PHOENIX — Yonder Alonso breaks out into a wide grin at the mere mention of “defensive shift.”

“I don’t really think about it,” the Padres first baseman said Saturday afternoon when asked about the shift some teams are deploying against him.

The shift against Alonso has been deployed by the Dodgers, Diamondbacks, Mets and Brewers this season.

The second baseman moves to his left as well as backing up into short right field. The shortstop moves behind second base. The only infielder on the left side of the infield is the third baseman.

Alonso on Friday night beat Arizona’s shift by hitting a sharp grounder through the hole typically manned by the shortstop, driving in Carlos Quentin with the Padres’ first run. Earlier this season, Alonso dropped a bunt single when the Dodgers shifted against him.

“I don’t make adjustments to what I’m doing when they shift,” said Alonso. “I’m not a dead pull hitter. I hope they keep doing it.”

Alonso has power to both alleys. Several of the teams that shift the infield to the right, actually shade the outfield toward the left side against Alonso.

“Shifting is more a function of the pitcher,” said Padres manager Bud Black. “Defenses shift a lot based on what type of pitcher is working and how he wants to pitch a certain hitter. Some teams shift on Chase (Headley) at times.

“I do know this, Yonder has the ability to beat the shift.”

Padres hitting coach Phil Plantier said he is not surprised that teams use a shift against Alonso.

“Nothing surprises me,” Plantier said of defensive shifts. “There are thousands of charts out there.
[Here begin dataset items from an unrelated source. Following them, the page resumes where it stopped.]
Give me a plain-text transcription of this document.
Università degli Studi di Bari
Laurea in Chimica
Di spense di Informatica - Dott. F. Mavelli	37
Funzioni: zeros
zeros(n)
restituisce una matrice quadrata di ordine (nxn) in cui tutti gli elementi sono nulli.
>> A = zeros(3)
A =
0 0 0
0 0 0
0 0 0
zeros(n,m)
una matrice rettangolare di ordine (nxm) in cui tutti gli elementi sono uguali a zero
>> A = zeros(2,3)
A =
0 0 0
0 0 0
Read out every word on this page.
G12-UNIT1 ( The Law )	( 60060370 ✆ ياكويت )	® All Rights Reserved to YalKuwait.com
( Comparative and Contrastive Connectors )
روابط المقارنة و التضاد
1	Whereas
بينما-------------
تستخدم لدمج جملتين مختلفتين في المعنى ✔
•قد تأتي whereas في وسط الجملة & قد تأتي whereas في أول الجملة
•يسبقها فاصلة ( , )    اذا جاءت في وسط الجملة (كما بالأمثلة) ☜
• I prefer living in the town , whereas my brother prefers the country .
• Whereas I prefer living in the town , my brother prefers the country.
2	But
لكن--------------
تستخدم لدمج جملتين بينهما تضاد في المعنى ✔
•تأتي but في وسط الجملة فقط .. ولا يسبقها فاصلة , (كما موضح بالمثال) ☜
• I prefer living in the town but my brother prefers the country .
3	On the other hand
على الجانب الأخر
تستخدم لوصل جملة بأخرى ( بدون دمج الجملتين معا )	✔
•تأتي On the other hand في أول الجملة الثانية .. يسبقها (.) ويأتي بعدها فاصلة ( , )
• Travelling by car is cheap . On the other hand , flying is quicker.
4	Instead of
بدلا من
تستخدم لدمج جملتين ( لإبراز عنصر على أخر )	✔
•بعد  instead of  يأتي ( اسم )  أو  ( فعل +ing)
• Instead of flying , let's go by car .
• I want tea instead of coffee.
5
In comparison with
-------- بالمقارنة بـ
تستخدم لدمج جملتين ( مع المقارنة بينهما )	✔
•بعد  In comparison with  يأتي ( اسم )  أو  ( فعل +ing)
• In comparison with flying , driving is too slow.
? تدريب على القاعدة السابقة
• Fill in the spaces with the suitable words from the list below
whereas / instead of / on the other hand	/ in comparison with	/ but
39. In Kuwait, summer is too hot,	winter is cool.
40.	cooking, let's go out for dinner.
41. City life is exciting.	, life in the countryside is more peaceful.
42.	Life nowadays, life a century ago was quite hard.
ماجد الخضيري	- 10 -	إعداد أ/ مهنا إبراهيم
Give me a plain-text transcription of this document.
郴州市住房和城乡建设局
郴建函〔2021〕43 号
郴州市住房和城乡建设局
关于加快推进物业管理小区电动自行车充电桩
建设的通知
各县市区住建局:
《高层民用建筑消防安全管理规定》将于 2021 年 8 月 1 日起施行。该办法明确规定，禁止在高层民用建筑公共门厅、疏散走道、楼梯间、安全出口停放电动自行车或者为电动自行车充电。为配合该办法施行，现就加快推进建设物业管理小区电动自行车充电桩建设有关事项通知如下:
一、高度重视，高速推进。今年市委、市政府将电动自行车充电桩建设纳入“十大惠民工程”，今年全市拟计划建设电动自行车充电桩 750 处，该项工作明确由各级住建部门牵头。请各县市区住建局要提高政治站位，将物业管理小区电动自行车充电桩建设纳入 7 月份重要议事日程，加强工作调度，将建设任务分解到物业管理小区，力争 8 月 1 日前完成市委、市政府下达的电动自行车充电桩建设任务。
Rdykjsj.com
Every team has charts and graphs outlining player tendencies in great detail.

“Shifts take into consideration both the hitter and the pitcher. As a manager, you’re thinking ‘how are we going to pitch this guy ... what does the pitcher want to do ... where might he hit this pitch or that pitch.’

“And sometimes a shift is just mental to try to put a piece of doubt in the hitter’s head, take him out of the comfort zone.”

Plantier’s advice to Padres hitters facing a shift:

“Stay in your swing,” said Plantier. “Don’t change your approach for a shift. That is playing into the other team’s strategy. Yes, if you get an outside pitch that you would normally take the other way, take it the other way. But don’t change the approach just to beat the shift.”

“When I’m hitting, I’m not looking at where the infielders are playing,” said Alonso. “You notice, but you can’t focus on that. But I knew when I hit that pitch Friday night that it was a hit ... there was no shortstop where the shortstop usually is.”